In 1936, in rural eastern Pennsylvania, teenage Willow prompts the murder of the man who made her pregnant, her father. Postman Tibits, an older man who loves her, is the poisoner using “mad honey,” something which real bees have accidentally created as far back as ancient Greece. Tibits arranges to have the newborn twins go to separate foster homes. One of them belongs to Myrtle Peterson who also fancies Mr. Tibits. Willow, having disguised herself as a man known as Billy, in 1952, tries to reconnect with her teen son Stewart. Meanwhile he has learned how to make “mad honey” and has used it to sicken bullies at his school. But then he gets involved with neighboring Penny Jenners and complications ensue.
The first part of the play crosses back and forth in time and may not seem completely easy to grasp. Given fairly straightforward language with only a few traces of folksy intonations, the concept acquires an interesting mysterious dimension, so that, in effect, the audience has to do some work to figure out what’s happening, although that’s not too complex.

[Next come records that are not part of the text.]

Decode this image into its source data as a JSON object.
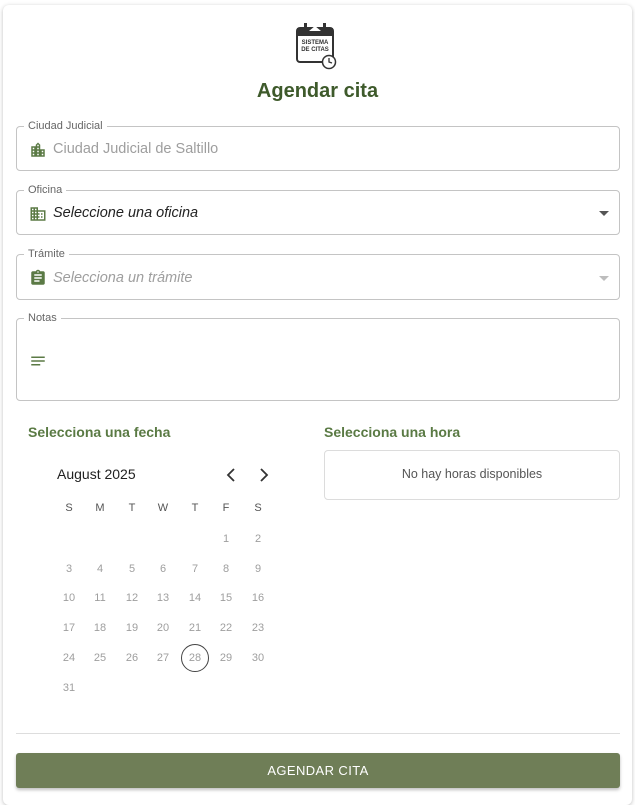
{
  "logo": {
    "line1": "SISTEMA",
    "line2": "DE CITAS"
  },
  "title": "Agendar cita",
  "fields": {
    "ciudad": {
      "label": "Ciudad Judicial",
      "value": "Ciudad Judicial de Saltillo",
      "icon": "city-icon"
    },
    "oficina": {
      "label": "Oficina",
      "placeholder": "Seleccione una oficina",
      "icon": "business-icon"
    },
    "tramite": {
      "label": "Trámite",
      "placeholder": "Selecciona un trámite",
      "icon": "assignment-icon"
    },
    "notas": {
      "label": "Notas",
      "value": "",
      "icon": "notes-icon"
    }
  },
  "calendar": {
    "section_title": "Selecciona una fecha",
    "month_label": "August 2025",
    "weekdays": [
      "S",
      "M",
      "T",
      "W",
      "T",
      "F",
      "S"
    ],
    "first_weekday": 5,
    "days_in_month": 31,
    "today": 28
  },
  "hours": {
    "section_title": "Selecciona una hora",
    "empty_text": "No hay horas disponibles"
  },
  "submit_label": "AGENDAR CITA",
  "colors": {
    "accent": "#3e5a2b",
    "section": "#5a7a44",
    "button": "#6f7e57",
    "icon": "#5b7a45"
  }
}
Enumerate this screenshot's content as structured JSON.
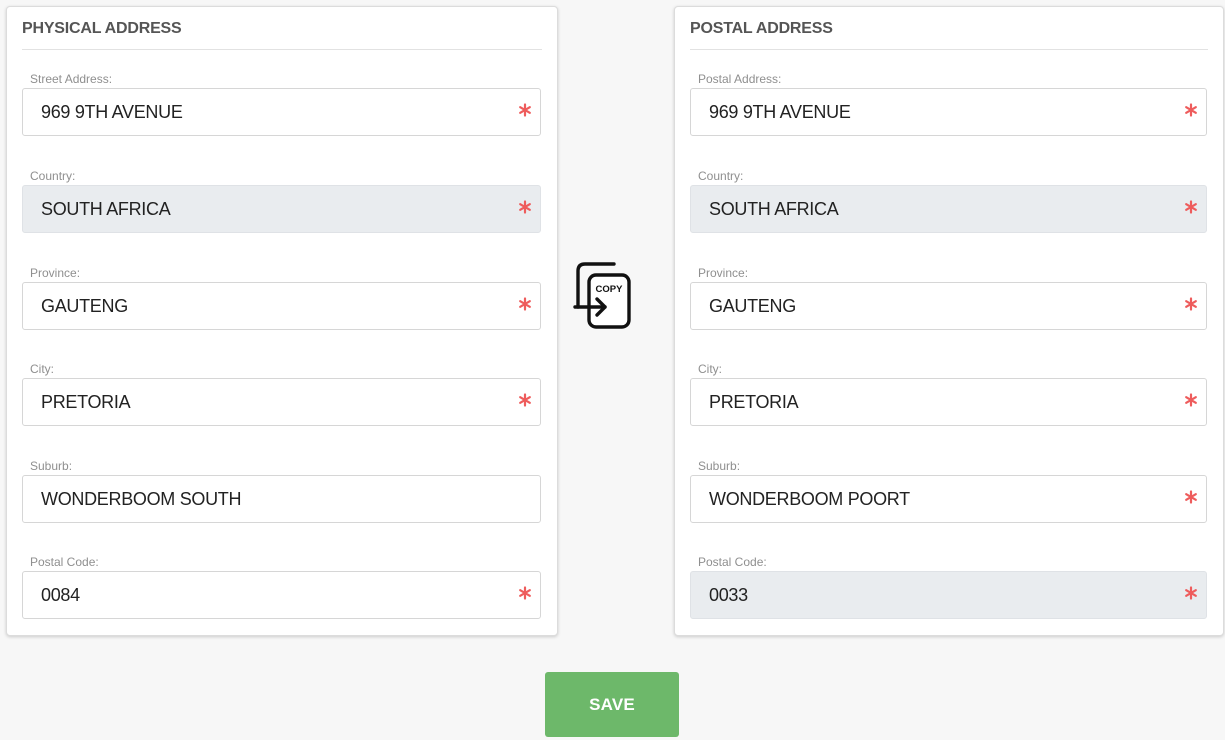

You might have extra work, though, trying to understand Paul Ford as Tibits, if he plays it as he did on opening night. That could become a problem; he has major exposition. Tibits is supposed to be Irish and, evidently, Ford works hard at the accent. But, when I saw him, he raced through too many lines with only about one-third of his dialogue becoming clear, even though the characterization seemed genuine. On the other hand, Autumn Ayers gave an exceptionally convincing performance as Willow transformed into Billy, tough on the outside, vulnerable and sorrowful on the inside. Matt McNear’s version of Stewart also remained totally believable and definitive. Alas, Laurie Klatscher didn’t get any of the potential comedy out of Myrtle often overplaying loudly. Too bad; there seem to be a lot of possibilities for the role to be funny, a good way to lighten parts of the play and create more variety.
This is not the first production. There was one in Bloomington, Indiana about three years ago and evidently Hartman has made several revisions since. This version certainly works well and commands attention. It could become especially effective if Ford and Klatscher get perceptive guidance from director Walsh.